2021

History

Fifty Years Of Decimals

With the 50-year anniversary of the decimalisation of the British pound sterling, we compare the old pound to the new pound across its history.

In 1066 the pound was introduced by Kind Henry II and might have retained its name of “the pound” over the following millennia, but the perceived value of the pound has changed greatly over this time, the way the pound is valued has changed and its purchasing power has also changed dramatically. You could say that the old pound is the same as the new pound by name only.

The old pound is the same as the new pound by name only.

The current British pound uses the decimal system and is divisible by 100 pence, but back in 1066, the pound was divided into 240 pennies and this format lasted all the way up until the decimalisation of the pound in 1971. That is some achievement, few other coinage systems have fared so well for so long. Pre-decimal coinage was based on the Troy system of weighing precious metals, where £1 was literally one pound in weight of sterling silver, hence the pound is also known as pound sterling. The pound was divided into 240, because in the Troy weighing system, a pound of silver is divisible by 240 pennyweights - hence a pound sterling had 240 pennies.

As today, the old coinage system contained more denominations than just the sovereign and the penny, it contained farthings, halfpennies, shillings, florins, crowns and other derivatives and even combinations with their own slang – such as a a bob for 6 pence. The smallest denomination was the farthing, which was a quarter of a penny, or 1/960th of a pound. The largest was the Sovereign, a £1 coin made from gold.

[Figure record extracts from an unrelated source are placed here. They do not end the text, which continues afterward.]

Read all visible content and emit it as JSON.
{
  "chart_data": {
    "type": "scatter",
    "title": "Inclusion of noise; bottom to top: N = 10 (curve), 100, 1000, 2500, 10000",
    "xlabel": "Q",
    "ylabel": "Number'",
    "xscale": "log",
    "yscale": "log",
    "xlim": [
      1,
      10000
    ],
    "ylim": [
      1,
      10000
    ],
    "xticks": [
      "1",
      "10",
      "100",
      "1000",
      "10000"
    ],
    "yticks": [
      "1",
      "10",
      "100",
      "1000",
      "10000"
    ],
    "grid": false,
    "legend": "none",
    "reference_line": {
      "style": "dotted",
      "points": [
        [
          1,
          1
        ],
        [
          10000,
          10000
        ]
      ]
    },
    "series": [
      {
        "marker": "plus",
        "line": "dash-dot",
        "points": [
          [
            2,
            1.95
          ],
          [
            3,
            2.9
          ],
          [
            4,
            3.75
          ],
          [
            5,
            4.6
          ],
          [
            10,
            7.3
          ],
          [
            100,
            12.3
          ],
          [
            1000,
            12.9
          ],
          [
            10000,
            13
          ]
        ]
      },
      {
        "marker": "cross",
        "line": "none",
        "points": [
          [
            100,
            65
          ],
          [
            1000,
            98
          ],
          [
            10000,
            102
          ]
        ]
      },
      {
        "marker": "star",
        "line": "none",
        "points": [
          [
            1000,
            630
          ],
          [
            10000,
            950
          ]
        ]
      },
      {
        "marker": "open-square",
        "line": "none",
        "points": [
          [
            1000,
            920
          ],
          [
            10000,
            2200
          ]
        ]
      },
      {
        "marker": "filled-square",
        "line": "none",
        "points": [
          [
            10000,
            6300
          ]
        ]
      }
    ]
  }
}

There was also a £5 coin, for approximately the last 200 years of the old coinage system.

For most of the past millennia, the scale of the old pound went from 1/960th of a pound up to £1. Today of course we have the penny at 1/100th of a pound, up to a £2 coin and £50 in note-form. If we put this entirely into relation to the smallest denomination, we would have a range in the old form of money of 1 to 960 (1 farthing to a £1 Sovereign), compared to today of 1 to 200 in coinage or 1 to 5,000 if we include banknotes system, so the ratio is 5 times less when using coinage only or 5 times more when using notes as well, however the difference is the pound used to be at the top of the scale, now it is nearer the bottom.

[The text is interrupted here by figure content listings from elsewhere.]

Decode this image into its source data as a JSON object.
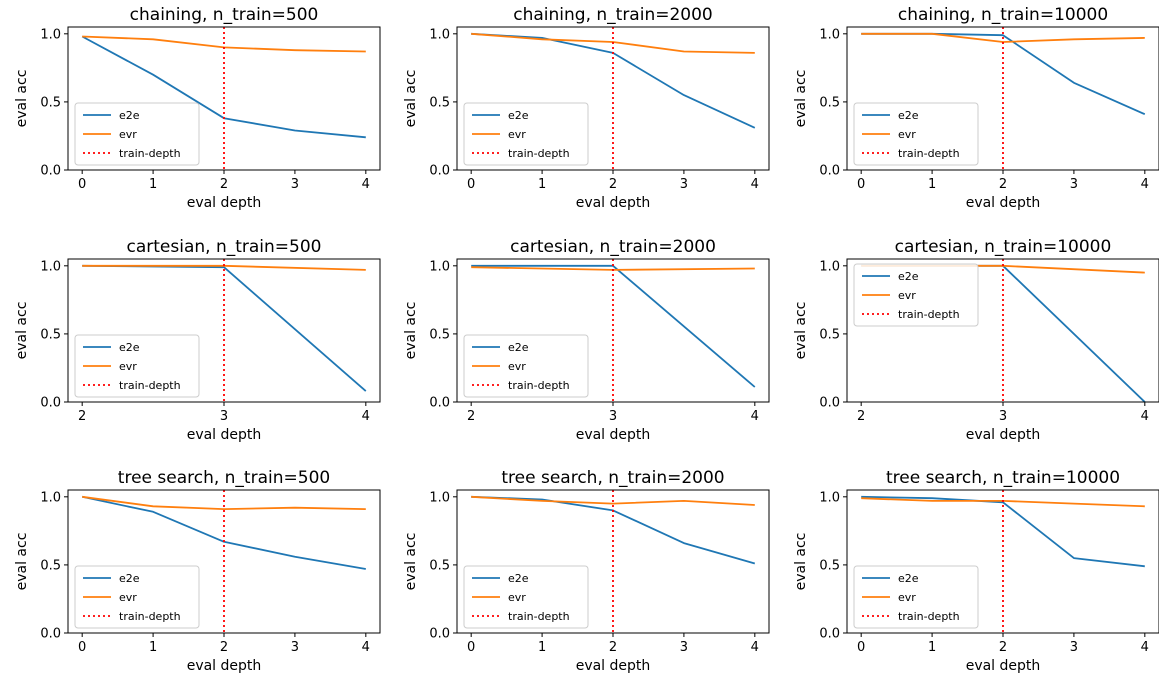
{
  "colors": {
    "e2e": "#1f77b4",
    "evr": "#ff7f0e",
    "train_depth": "#ff0000"
  },
  "legend_labels": [
    "e2e",
    "evr",
    "train-depth"
  ],
  "chart_data": [
    {
      "type": "line",
      "title": "chaining, n_train=500",
      "xlabel": "eval depth",
      "ylabel": "eval acc",
      "x": [
        0,
        1,
        2,
        3,
        4
      ],
      "xlim": [
        -0.2,
        4.2
      ],
      "ylim": [
        0,
        1.05
      ],
      "yticks": [
        0.0,
        0.5,
        1.0
      ],
      "yticklabels": [
        "0.0",
        "0.5",
        "1.0"
      ],
      "train_depth": 2,
      "legend": "lower-left",
      "series": [
        {
          "name": "e2e",
          "values": [
            0.98,
            0.7,
            0.38,
            0.29,
            0.24
          ]
        },
        {
          "name": "evr",
          "values": [
            0.98,
            0.96,
            0.9,
            0.88,
            0.87
          ]
        }
      ]
    },
    {
      "type": "line",
      "title": "chaining, n_train=2000",
      "xlabel": "eval depth",
      "ylabel": "eval acc",
      "x": [
        0,
        1,
        2,
        3,
        4
      ],
      "xlim": [
        -0.2,
        4.2
      ],
      "ylim": [
        0,
        1.05
      ],
      "yticks": [
        0.0,
        0.5,
        1.0
      ],
      "yticklabels": [
        "0.0",
        "0.5",
        "1.0"
      ],
      "train_depth": 2,
      "legend": "lower-left",
      "series": [
        {
          "name": "e2e",
          "values": [
            1.0,
            0.97,
            0.86,
            0.55,
            0.31
          ]
        },
        {
          "name": "evr",
          "values": [
            1.0,
            0.96,
            0.94,
            0.87,
            0.86
          ]
        }
      ]
    },
    {
      "type": "line",
      "title": "chaining, n_train=10000",
      "xlabel": "eval depth",
      "ylabel": "eval acc",
      "x": [
        0,
        1,
        2,
        3,
        4
      ],
      "xlim": [
        -0.2,
        4.2
      ],
      "ylim": [
        0,
        1.05
      ],
      "yticks": [
        0.0,
        0.5,
        1.0
      ],
      "yticklabels": [
        "0.0",
        "0.5",
        "1.0"
      ],
      "train_depth": 2,
      "legend": "lower-left",
      "series": [
        {
          "name": "e2e",
          "values": [
            1.0,
            1.0,
            0.99,
            0.64,
            0.41
          ]
        },
        {
          "name": "evr",
          "values": [
            1.0,
            1.0,
            0.94,
            0.96,
            0.97
          ]
        }
      ]
    },
    {
      "type": "line",
      "title": "cartesian, n_train=500",
      "xlabel": "eval depth",
      "ylabel": "eval acc",
      "x": [
        2,
        3,
        4
      ],
      "xlim": [
        1.9,
        4.1
      ],
      "ylim": [
        0,
        1.05
      ],
      "yticks": [
        0.0,
        0.5,
        1.0
      ],
      "yticklabels": [
        "0.0",
        "0.5",
        "1.0"
      ],
      "train_depth": 3,
      "legend": "lower-left",
      "series": [
        {
          "name": "e2e",
          "values": [
            1.0,
            0.99,
            0.08
          ]
        },
        {
          "name": "evr",
          "values": [
            1.0,
            1.0,
            0.97
          ]
        }
      ]
    },
    {
      "type": "line",
      "title": "cartesian, n_train=2000",
      "xlabel": "eval depth",
      "ylabel": "eval acc",
      "x": [
        2,
        3,
        4
      ],
      "xlim": [
        1.9,
        4.1
      ],
      "ylim": [
        0,
        1.05
      ],
      "yticks": [
        0.0,
        0.5,
        1.0
      ],
      "yticklabels": [
        "0.0",
        "0.5",
        "1.0"
      ],
      "train_depth": 3,
      "legend": "lower-left",
      "series": [
        {
          "name": "e2e",
          "values": [
            1.0,
            1.0,
            0.11
          ]
        },
        {
          "name": "evr",
          "values": [
            0.99,
            0.97,
            0.98
          ]
        }
      ]
    },
    {
      "type": "line",
      "title": "cartesian, n_train=10000",
      "xlabel": "eval depth",
      "ylabel": "eval acc",
      "x": [
        2,
        3,
        4
      ],
      "xlim": [
        1.9,
        4.1
      ],
      "ylim": [
        0,
        1.05
      ],
      "yticks": [
        0.0,
        0.5,
        1.0
      ],
      "yticklabels": [
        "0.0",
        "0.5",
        "1.0"
      ],
      "train_depth": 3,
      "legend": "upper-left",
      "series": [
        {
          "name": "e2e",
          "values": [
            1.0,
            1.0,
            0.0
          ]
        },
        {
          "name": "evr",
          "values": [
            1.0,
            1.0,
            0.95
          ]
        }
      ]
    },
    {
      "type": "line",
      "title": "tree search, n_train=500",
      "xlabel": "eval depth",
      "ylabel": "eval acc",
      "x": [
        0,
        1,
        2,
        3,
        4
      ],
      "xlim": [
        -0.2,
        4.2
      ],
      "ylim": [
        0,
        1.05
      ],
      "yticks": [
        0.0,
        0.5,
        1.0
      ],
      "yticklabels": [
        "0.0",
        "0.5",
        "1.0"
      ],
      "train_depth": 2,
      "legend": "lower-left",
      "series": [
        {
          "name": "e2e",
          "values": [
            1.0,
            0.89,
            0.67,
            0.56,
            0.47
          ]
        },
        {
          "name": "evr",
          "values": [
            1.0,
            0.93,
            0.91,
            0.92,
            0.91
          ]
        }
      ]
    },
    {
      "type": "line",
      "title": "tree search, n_train=2000",
      "xlabel": "eval depth",
      "ylabel": "eval acc",
      "x": [
        0,
        1,
        2,
        3,
        4
      ],
      "xlim": [
        -0.2,
        4.2
      ],
      "ylim": [
        0,
        1.05
      ],
      "yticks": [
        0.0,
        0.5,
        1.0
      ],
      "yticklabels": [
        "0.0",
        "0.5",
        "1.0"
      ],
      "train_depth": 2,
      "legend": "lower-left",
      "series": [
        {
          "name": "e2e",
          "values": [
            1.0,
            0.98,
            0.9,
            0.66,
            0.51
          ]
        },
        {
          "name": "evr",
          "values": [
            1.0,
            0.97,
            0.95,
            0.97,
            0.94
          ]
        }
      ]
    },
    {
      "type": "line",
      "title": "tree search, n_train=10000",
      "xlabel": "eval depth",
      "ylabel": "eval acc",
      "x": [
        0,
        1,
        2,
        3,
        4
      ],
      "xlim": [
        -0.2,
        4.2
      ],
      "ylim": [
        0,
        1.05
      ],
      "yticks": [
        0.0,
        0.5,
        1.0
      ],
      "yticklabels": [
        "0.0",
        "0.5",
        "1.0"
      ],
      "train_depth": 2,
      "legend": "lower-left",
      "series": [
        {
          "name": "e2e",
          "values": [
            1.0,
            0.99,
            0.96,
            0.55,
            0.49
          ]
        },
        {
          "name": "evr",
          "values": [
            0.99,
            0.97,
            0.97,
            0.95,
            0.93
          ]
        }
      ]
    }
  ]
}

£1 was literally one pound in weight of sterling silver.

So, what could be bought for a pound back then? Well, using the National Archives currency converter we can take a gander. Please note, the converter starts in the year 1270, although the pound was around for about 200 years before that. If we input £1, we see a single pound in 1270 would buy 1 horse, 2 cows or 6 quarters of wheat and equivalent to 100 days wage of a skilled tradesman. The pound had a proper value back then, today you would just about to buy a postcard of a horse, a loaf of bread or maybe a minute of a skilled tradesman. The value of today’s pound is more akin to a farthing (1/960th).

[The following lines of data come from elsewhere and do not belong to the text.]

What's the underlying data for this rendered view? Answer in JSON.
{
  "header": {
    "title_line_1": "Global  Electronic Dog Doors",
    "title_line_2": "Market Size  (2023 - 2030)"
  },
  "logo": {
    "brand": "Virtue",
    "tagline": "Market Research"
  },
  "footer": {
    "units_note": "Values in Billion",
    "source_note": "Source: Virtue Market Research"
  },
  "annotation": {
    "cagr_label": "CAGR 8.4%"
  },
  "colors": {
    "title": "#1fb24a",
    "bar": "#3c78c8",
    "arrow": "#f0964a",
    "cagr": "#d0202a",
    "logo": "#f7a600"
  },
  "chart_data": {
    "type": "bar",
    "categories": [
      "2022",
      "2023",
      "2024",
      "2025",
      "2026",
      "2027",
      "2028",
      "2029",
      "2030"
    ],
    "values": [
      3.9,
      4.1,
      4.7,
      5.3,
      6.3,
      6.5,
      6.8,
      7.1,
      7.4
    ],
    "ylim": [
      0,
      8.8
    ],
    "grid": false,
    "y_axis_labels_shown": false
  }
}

Let’s see how we have arrived at this relatively-dramatically different value of the pound we have today, by seeing how the apparent equivalent value of the pound has changed over time in relation to today’s value. In 1270, the equivalent to today is £729.83. 100 years later the value has decreased to around a third to £490.47, but by 1470 it has risen back up to £685.79. Another 100 years later, in 1570, the value of the pound diminished considerably to £238.23, due to a period of population rise and price inflation and is the first time you would not be able to buy you a horse, or even a cow, for the price of a pound.

In 1670, just over half-way from its origin to today, the pound was worth the equivalent of £113.78 and you could no longer even buy 1 quarter of wheat for your pound. A century later in 1770 and the pound had fallen further to £87.26, almost 10 times less than it was in 1270. Inflation was clearly slowing from the earlier half of the millennium as in 1870 the pound was the equivalent of £62.61 and was worth about 5 days of skilled labour. In 1970, just before the decimalisation of the pound, it was worth £14.08 in today’s money and the first time in our century that a day’s wage for a skilled tradesman jumps above a pound.

...showing how rapidly the decline in value of money has become in recent decades.

This means that the ratio of worth between a pound today and that of 31 years ago was 14, and this is greater than the ratio between the 500 years of 1270 and 1770 at just 9 - showing how rapidly the decline in value of money has become in recent decades. Infact there was the same ratio of the value of the pound from 1270 to 1915 as there was from 1970 to 2017. Clearly demonstrating that the value of the pound remained far more stable when directly linked to a precious metal, than since it has been decoupled from such a system, resting now only on the good faith of the people who issue it, at whatever rate they please.